Baca Juga: Dana Asing Masih Dominan di SRBI, Ekonom: Pasar SBN Perlu Diperkuat
"Rata-rata tertimbang yield SRBI tenor 12 bulan yang dimenangkan turun menjadi 7% dari 7,37% pada lelang sebelumnya," kata Erwin dalam keterangan tertulis di Jakarta, Sabtu (29/8/2026).
Meski yield yang ditawarkan peserta turun, minat terhadap SRBI masih terlihat dari besarnya penawaran yang masuk.
Dalam lelang kali ini, total penawaran yang diterima BI mencapai Rp43,5 triliun. Dari jumlah tersebut, BI memenangkan Rp24 triliun.
Dengan demikian, nilai penawaran yang masuk hampir dua kali lipat dari jumlah yang dimenangkan BI. Kondisi tersebut menunjukkan terdapat ruang bagi BI untuk memilih penawaran dengan tingkat yield yang sesuai dengan kebutuhan pengelolaan moneter.
Erwin menjelaskan, rata-rata yield yang ditawarkan peserta lelang juga mengalami penurunan. Angkanya turun dari 7,45% pada lelang sebelumnya menjadi 7,08% dalam lelang 28 Agustus 2026.
Artinya, penurunan yield hasil lelang tidak berdiri sendiri. Harga yang ditawarkan peserta sejak awal juga bergerak lebih rendah dibandingkan lelang sebelumnya.
BI menyebut perkembangan tersebut sejalan dengan kondisi likuiditas di pasar uang dan perbankan yang terus dijaga melalui pengelolaan instrumen moneter.

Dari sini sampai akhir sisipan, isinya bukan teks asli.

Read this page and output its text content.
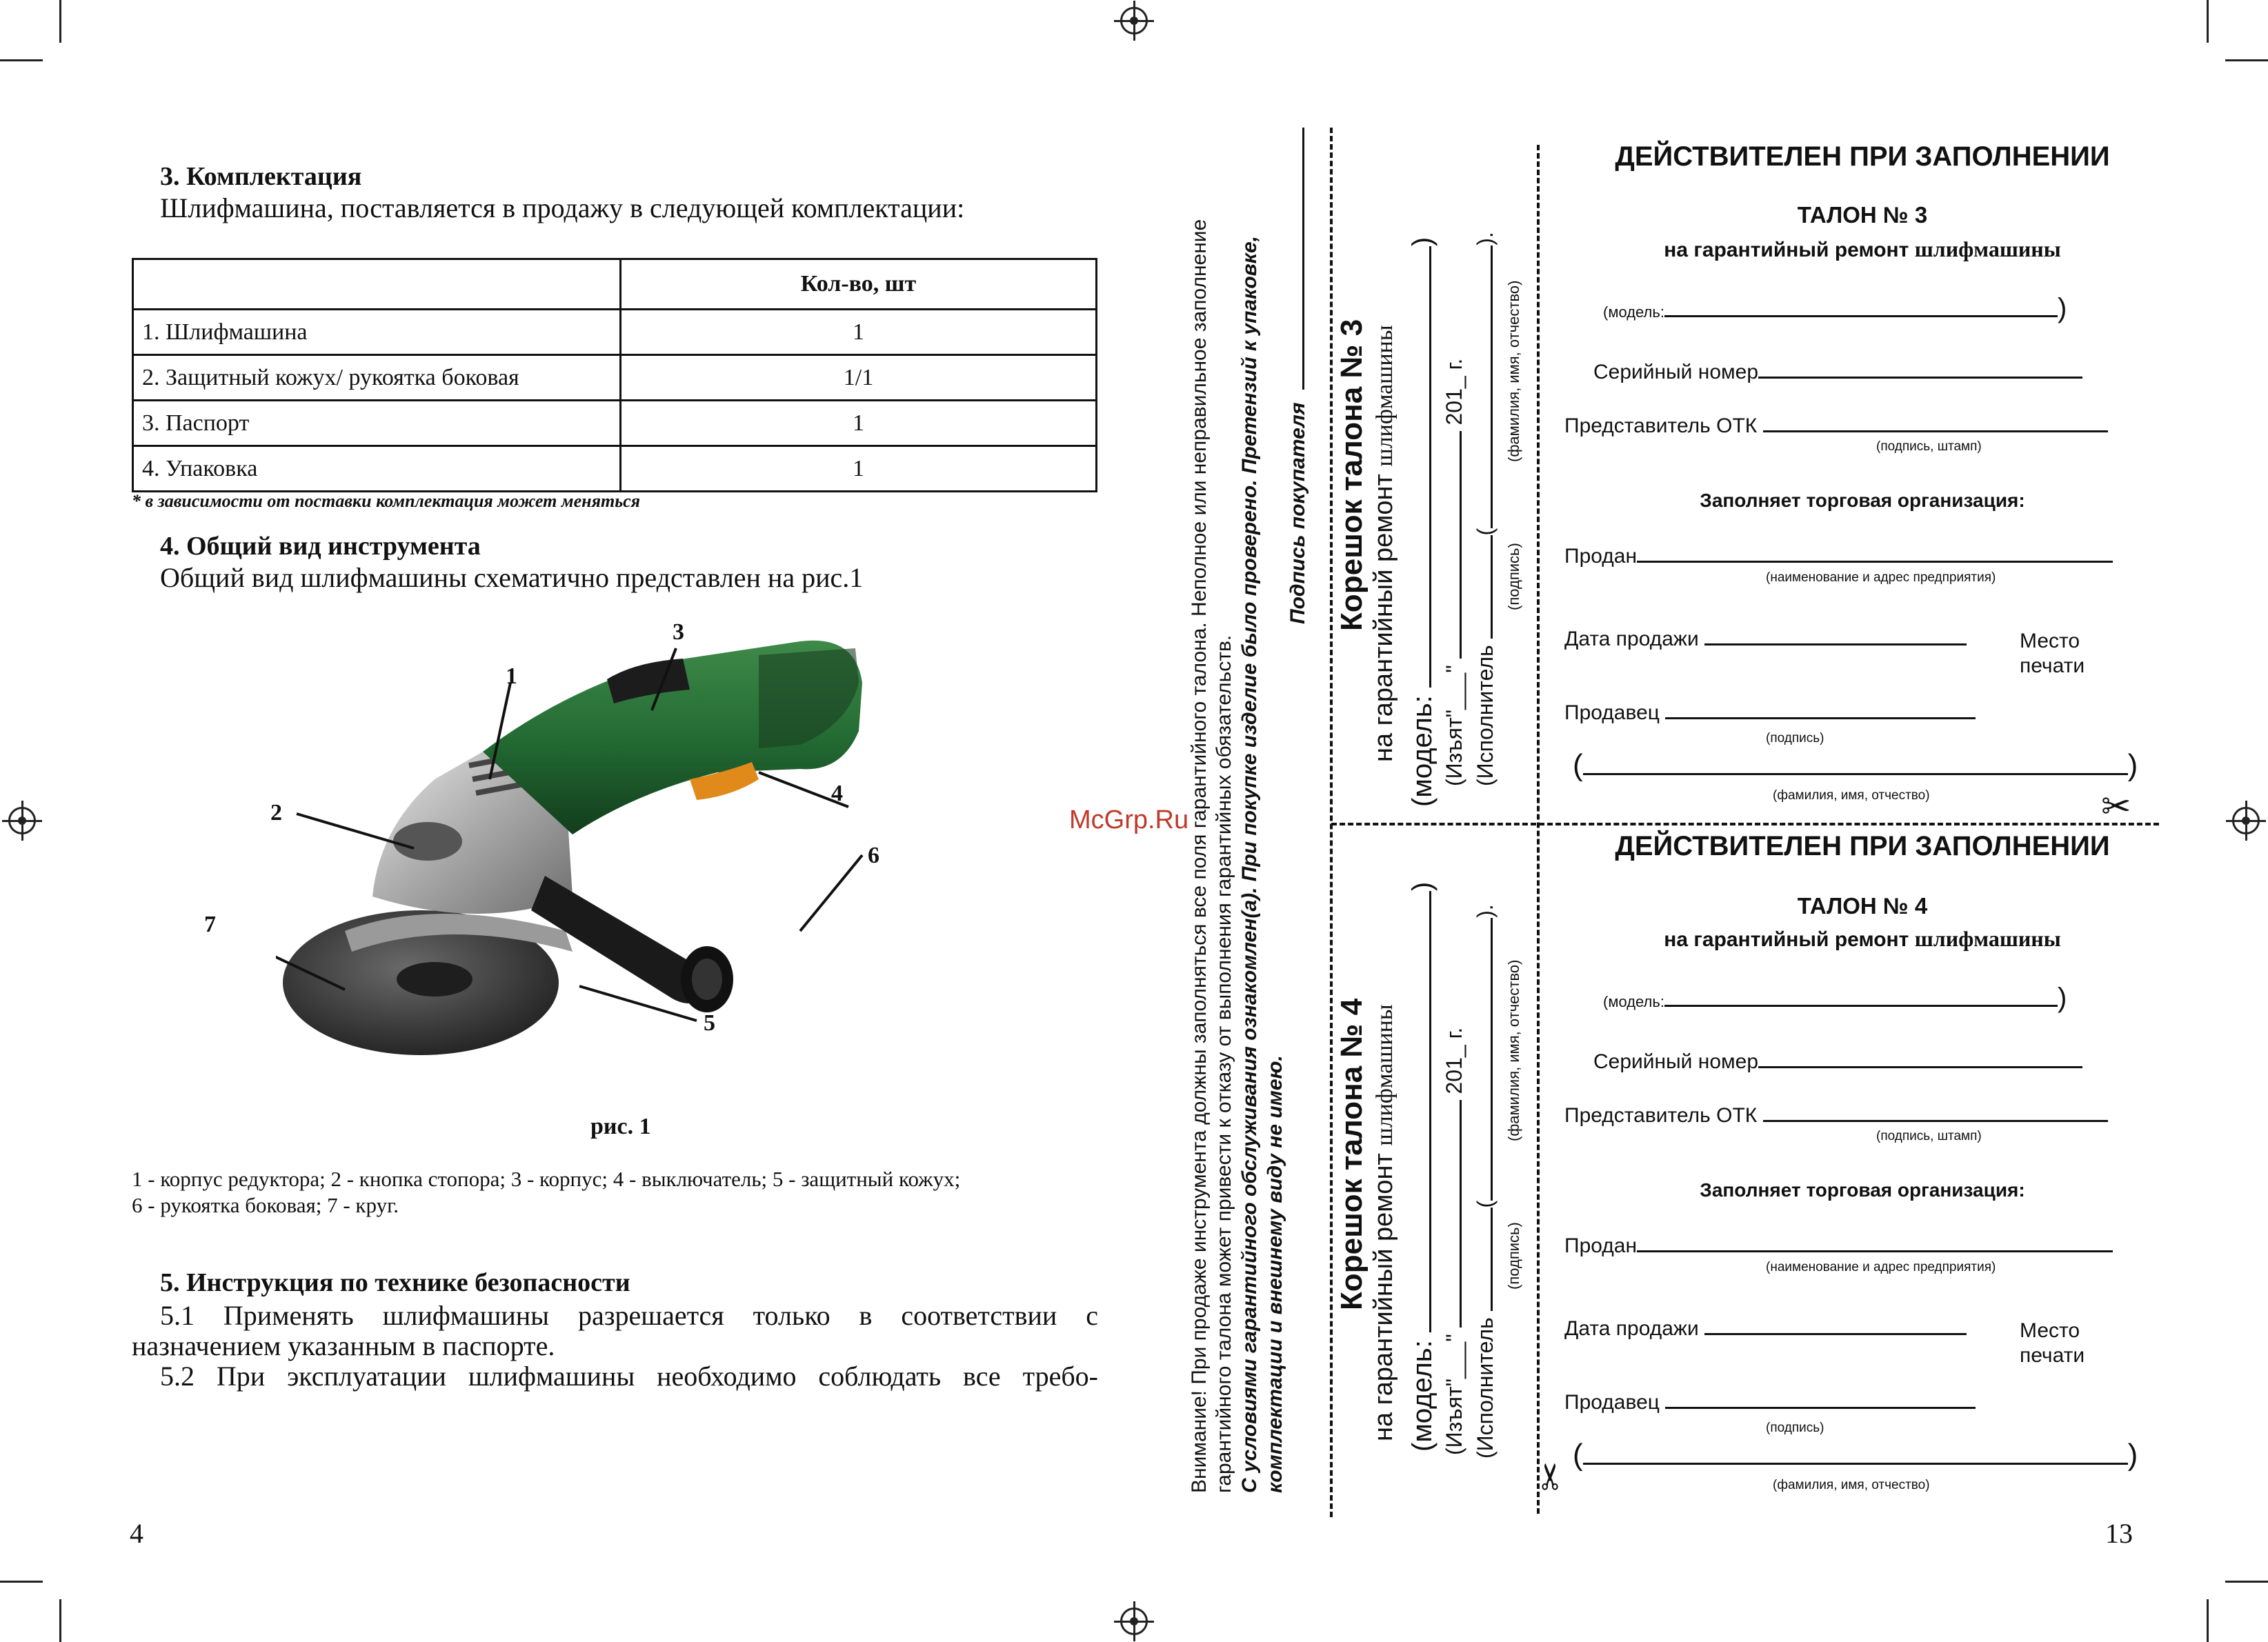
3. Комплектация
Шлифмашина, поставляется в продажу в следующей комплектации:
	Кол-во, шт
1. Шлифмашина	1
2. Защитный кожух/ рукоятка боковая	1/1
3. Паспорт	1
4. Упаковка	1
* в зависимости от поставки комплектация может меняться
4. Общий вид инструмента
Общий вид шлифмашины схематично представлен на рис.1
1
2
3
4
5
6
7
рис. 1
1 - корпус редуктора; 2 - кнопка стопора; 3 - корпус; 4 - выключатель; 5 - защитный кожух;
6 - рукоятка боковая; 7 - круг.
5. Инструкция по технике безопасности
5.1 Применять шлифмашины разрешается только в соответствии с
назначением указанным в паспорте.
5.2 При эксплуатации шлифмашины необходимо соблюдать все требо-
4
Внимание! При продаже инструмента должны заполняться все поля гарантийного талона. Неполное или неправильное заполнение гарантийного талона может привести к отказу от выполнения гарантийных обязательств. С условиями гарантийного обслуживания ознакомлен(а). При покупке изделие было проверено. Претензий к упаковке, комплектации и внешнему виду не имею.
Подпись покупателя
McGrp.Ru
Корешок талона № 3 на гарантийный ремонт шлифмашины
(модель: )
(Изъят"___"  201_ г.
(Исполнитель ().
(подпись)
(фамилия, имя, отчество)
Корешок талона № 4 на гарантийный ремонт шлифмашины
(модель: )
(Изъят"___"  201_ г.
(Исполнитель ().
(подпись)
(фамилия, имя, отчество)
ДЕЙСТВИТЕЛЕН ПРИ ЗАПОЛНЕНИИ
ТАЛОН № 3
на гарантийный ремонт шлифмашины
(модель:	)
Серийный номер
Представитель ОТК
(подпись, штамп)
Заполняет торговая организация:
Продан
(наименование и адрес предприятия)
Дата продажи	Место
печати
Продавец
(подпись)
(	)
(фамилия, имя, отчество)
ДЕЙСТВИТЕЛЕН ПРИ ЗАПОЛНЕНИИ
ТАЛОН № 4
на гарантийный ремонт шлифмашины
(модель:	)
Серийный номер
Представитель ОТК
(подпись, штамп)
Заполняет торговая организация:
Продан
(наименование и адрес предприятия)
Дата продажи	Место
печати
Продавец
(подпись)
(	)
(фамилия, имя, отчество)
✂
✂
13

"Perkembangan ini sejalan dengan kondisi likuiditas pasar uang dan perbankan yang terus dijaga oleh Bank Indonesia melalui pengelolaan instrumen moneter secara terukur," ujar Erwin.
SRBI merupakan salah satu instrumen operasi moneter BI yang digunakan dalam pengelolaan likuiditas sekaligus untuk mendukung stabilitas pasar uang.
Perubahan yield SRBI menjadi salah satu indikator yang dapat diperhatikan pelaku pasar dalam melihat perkembangan harga instrumen moneter rupiah. Dalam lelang kali ini, yield tenor 12 bulan bergerak lebih rendah dibandingkan hasil lelang sebelumnya.
Ke depan, BI menyatakan akan terus mengoptimalkan instrumen moneter, termasuk SRBI.
Pengelolaan tersebut diarahkan untuk menjaga kecukupan likuiditas, mendukung stabilitas pasar uang dan nilai tukar rupiah, serta tetap menarik aliran masuk portofolio asing.
"Ke depan, Bank Indonesia akan terus mengoptimalkan instrumen moneter, termasuk SRBI, untuk menjaga kecukupan likuiditas, mendukung stabilitas pasar uang dan nilai Rupiah, serta tetap menarik aliran masuk portofolio asing," kata Erwin.
Baca Juga: QRIS hingga SRBI Jadi Senjata BI Stabilkan Rupiah di Tengah Krisis
Dengan hasil lelang terbaru, perhatian pasar selanjutnya akan tertuju pada perkembangan yield SRBI pada lelang berikutnya. Pergerakan yield akan menjadi salah satu informasi yang dapat dicermati bersamaan dengan kondisi likuiditas perbankan, pasar uang, dan nilai tukar rupiah.